Enviada em 23/04/2021

Atualmente, em meio a pandemia da COVID-19, se discute uma possível taxação de livros no Brasil, que foi encaminhada para o Congresso em discussão. No qual o advento implicou em revoltas de uma parcela da sociedade: escritores e leitores, pois com a provável reforma implicará no regresso do senso crítico e na cultura, pelo deficit da leitura, que já vem caindo, além disso abala os escritores com as diminuições de vendas. Nesse viés, faz-se necessário discutir as problemáticas da reforma no país.
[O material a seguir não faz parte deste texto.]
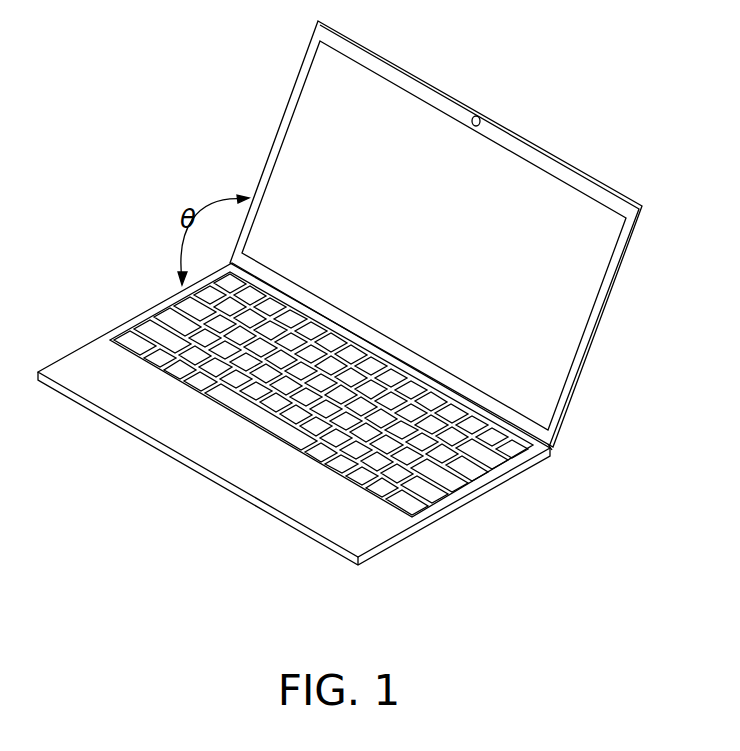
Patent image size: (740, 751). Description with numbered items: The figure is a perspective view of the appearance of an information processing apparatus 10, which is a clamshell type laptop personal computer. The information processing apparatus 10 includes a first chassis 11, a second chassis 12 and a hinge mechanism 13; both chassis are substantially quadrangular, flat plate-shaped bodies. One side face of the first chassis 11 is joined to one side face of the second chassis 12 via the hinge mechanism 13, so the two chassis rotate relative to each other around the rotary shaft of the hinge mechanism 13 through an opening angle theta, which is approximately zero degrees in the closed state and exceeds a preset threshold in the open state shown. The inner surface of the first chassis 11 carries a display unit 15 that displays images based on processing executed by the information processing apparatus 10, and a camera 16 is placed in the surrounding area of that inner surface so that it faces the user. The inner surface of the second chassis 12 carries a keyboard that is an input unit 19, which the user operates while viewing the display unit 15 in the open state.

The information processing apparatus 10 is at (550, 101).
The first chassis 11 is at (565, 158).
The second chassis 12 is at (490, 492).
The hinge mechanism 13 is at (551, 448).
The display unit 15 is at (317, 143).
The camera 16 is at (472, 118).
The input unit 19 is at (172, 318).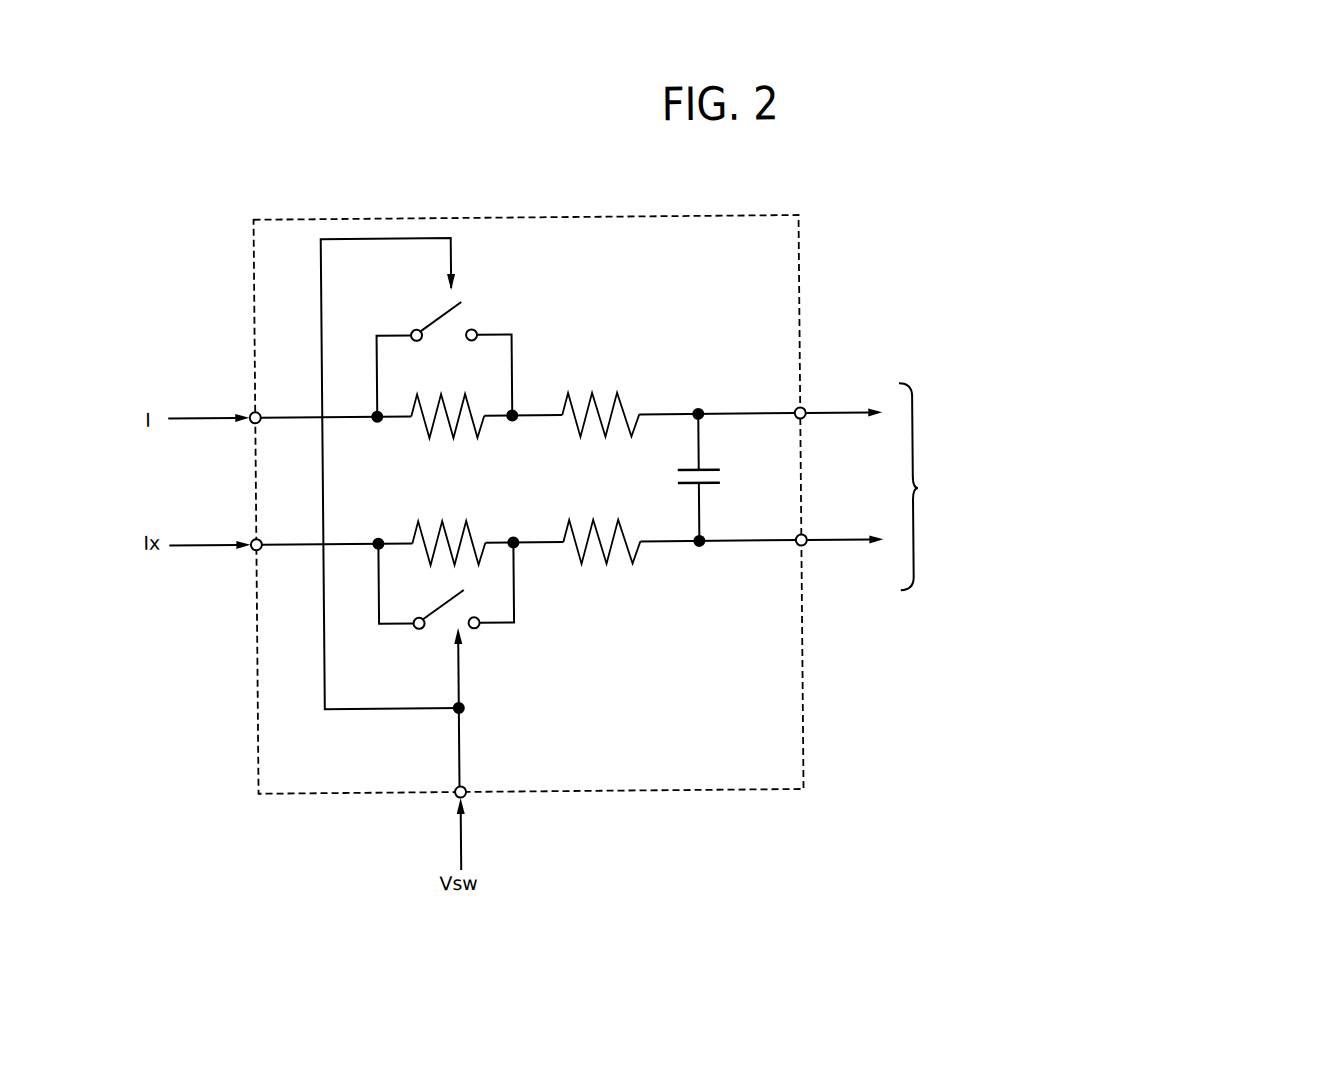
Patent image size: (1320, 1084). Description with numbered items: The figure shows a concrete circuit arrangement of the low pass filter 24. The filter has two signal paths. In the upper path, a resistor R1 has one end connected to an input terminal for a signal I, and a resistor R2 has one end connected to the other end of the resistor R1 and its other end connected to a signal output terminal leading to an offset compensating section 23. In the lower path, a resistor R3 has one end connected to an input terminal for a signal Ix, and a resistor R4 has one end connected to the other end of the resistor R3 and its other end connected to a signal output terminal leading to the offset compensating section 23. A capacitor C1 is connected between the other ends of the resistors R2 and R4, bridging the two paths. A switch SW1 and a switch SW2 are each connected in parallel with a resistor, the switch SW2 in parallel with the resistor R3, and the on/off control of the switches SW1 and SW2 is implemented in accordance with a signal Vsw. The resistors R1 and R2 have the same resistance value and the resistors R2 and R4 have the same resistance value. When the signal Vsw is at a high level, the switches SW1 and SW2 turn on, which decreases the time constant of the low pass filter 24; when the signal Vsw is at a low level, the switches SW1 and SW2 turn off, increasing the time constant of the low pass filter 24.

The low pass filter 24 is at (452, 218).
The offset compensating section 23 is at (1095, 485).
The resistor R1 is at (455, 428).
The resistor R2 is at (607, 428).
The resistor R3 is at (442, 528).
The resistor R4 is at (597, 528).
The capacitor C1 is at (722, 481).
The switch SW1 is at (442, 318).
The switch SW2 is at (441, 617).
O aumento dos livros será fator cuminante para o atraso da sociedade intelectuamente. Na obra “Pedagogia do Oprimido” pelo educador Paulo Freire, defende a ideia de que a leitura salva o indivíduo da opressão social, visto que o ser humano que possui esse hábito suas ações com discernimento, tornando-se assim, homens culturalizados. No entanto, com a taxação, pessoas viveram no senso comum, pela falta de acesso a democracia em forma de leitura.

Ademais, vale destacar que o Brasil está entre os 10 primeiros países com maior disparidade social, segundo a Índice do GINI, o qual afeta fortemente o leitor de classe baixa. Além disso, segundo o Pesquisa do Orçamento Familiar (POF), famílias com renda abaixo de 2 salários minímos não adquirem livros, enquanto a classe alta usufrui desse hábito, Com isso, é perceptível que futuramente o livro se tornará privilégio da elite, pois em uma pandemia, escolher entre o arroz e um livro, será a prioridade do alimento, visto que a cultura é deixada para trás. O qual implicará na diminuição das vendas, afetando os escritores e editores que vivem dessa realidade, sendo assim é relevante destacar que a desigualdade é um fator decisivo para um estilo de vida de qualidade.

Por tanto, pode se concluir que o Ministro da Economia, busque medidas mais viavéis, por meio de reformas tributárias menos impactantes, com novas sobre o tema, afim de não afetar economicamente aqueles que buscam dignidade, para serem livres da opressão, e uma vida melhor para os escritores que constroem a cidadania em livros.